How to do it: Eat your dinner before 8.00 p.m. Don’t worry about getting hungry later. Go to sleep only by 10 or 10.30 p.m. If you feel hungry at bed time, drink a glass of water or have some fruit. It may take you about three or four days to hold to this routine, but if you persevere, the benefits that you feel will help you to make this a welcome, even effortless shift in your nightly routine.

Vegetarianism

Studies show that the human body is basically herbivorous in nature, and functions better on an alkaline diet of primarily vegetables. When we consume non vegetarian food on a constant basis, our blood becomes more acidic than alkaline, setting up the scene for illnesses and diseases to thrive.  Decreasing non-vegetarian foods also means decreasing the toxin burden on your internal organs, especially the kidneys.Toxins from a vegetarian diet are fewer and easier to expel. Overall, vegetarians enjoy better health and have lesser chances of suffering from cancer, high blood pressure and heart problems.

How to do it: A good way of improving your health is to decide that you will consume only vegetarian food on certain days of the week. This can provide radical benefits to your digestive system, sleep patterns and immunity.

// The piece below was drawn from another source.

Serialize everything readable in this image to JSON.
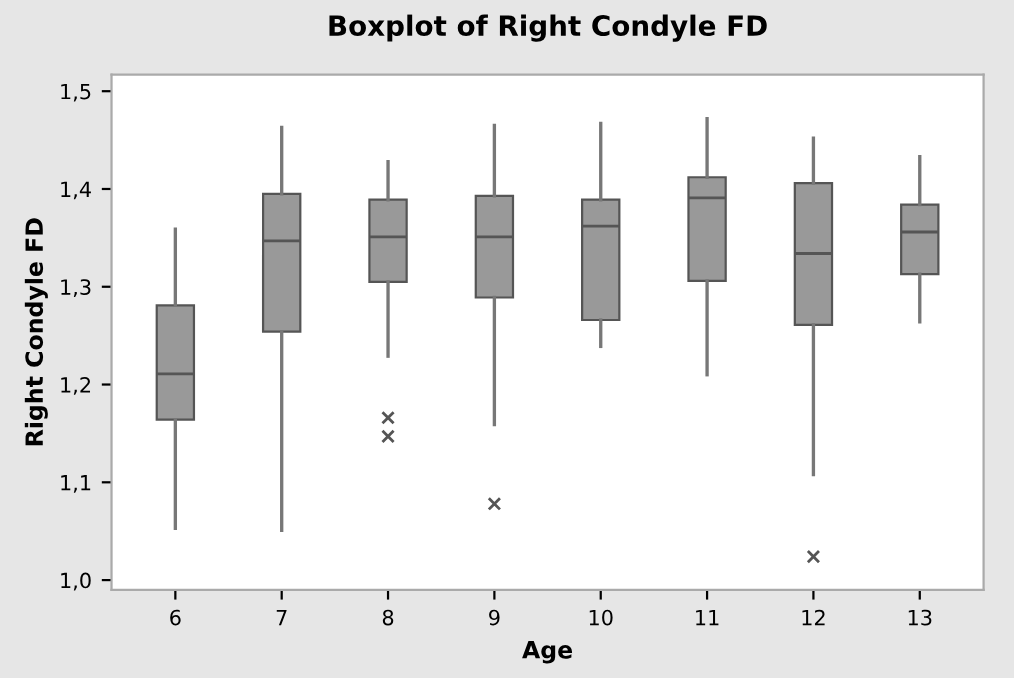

You can add the number of vegetarian days in the coming weeks, depending on how you feel about it.

It would be ideal to incorporate all of the things listed above into your routine, but it is important not to overwhelm yourself with change. Decide for yourself what it is you will focus on this week, stick to it and then add more things to it, if that is what works for you. The key lies in figuring out how these practices can be incorporated into your life, and also in having the perseverance to stick with a change for a few days. It is always the first few days that seem hard – this is the window period where you are resisting change from the old routine. After that, any practice that is good for your body will be welcomed by your system, and will be easy to stick to.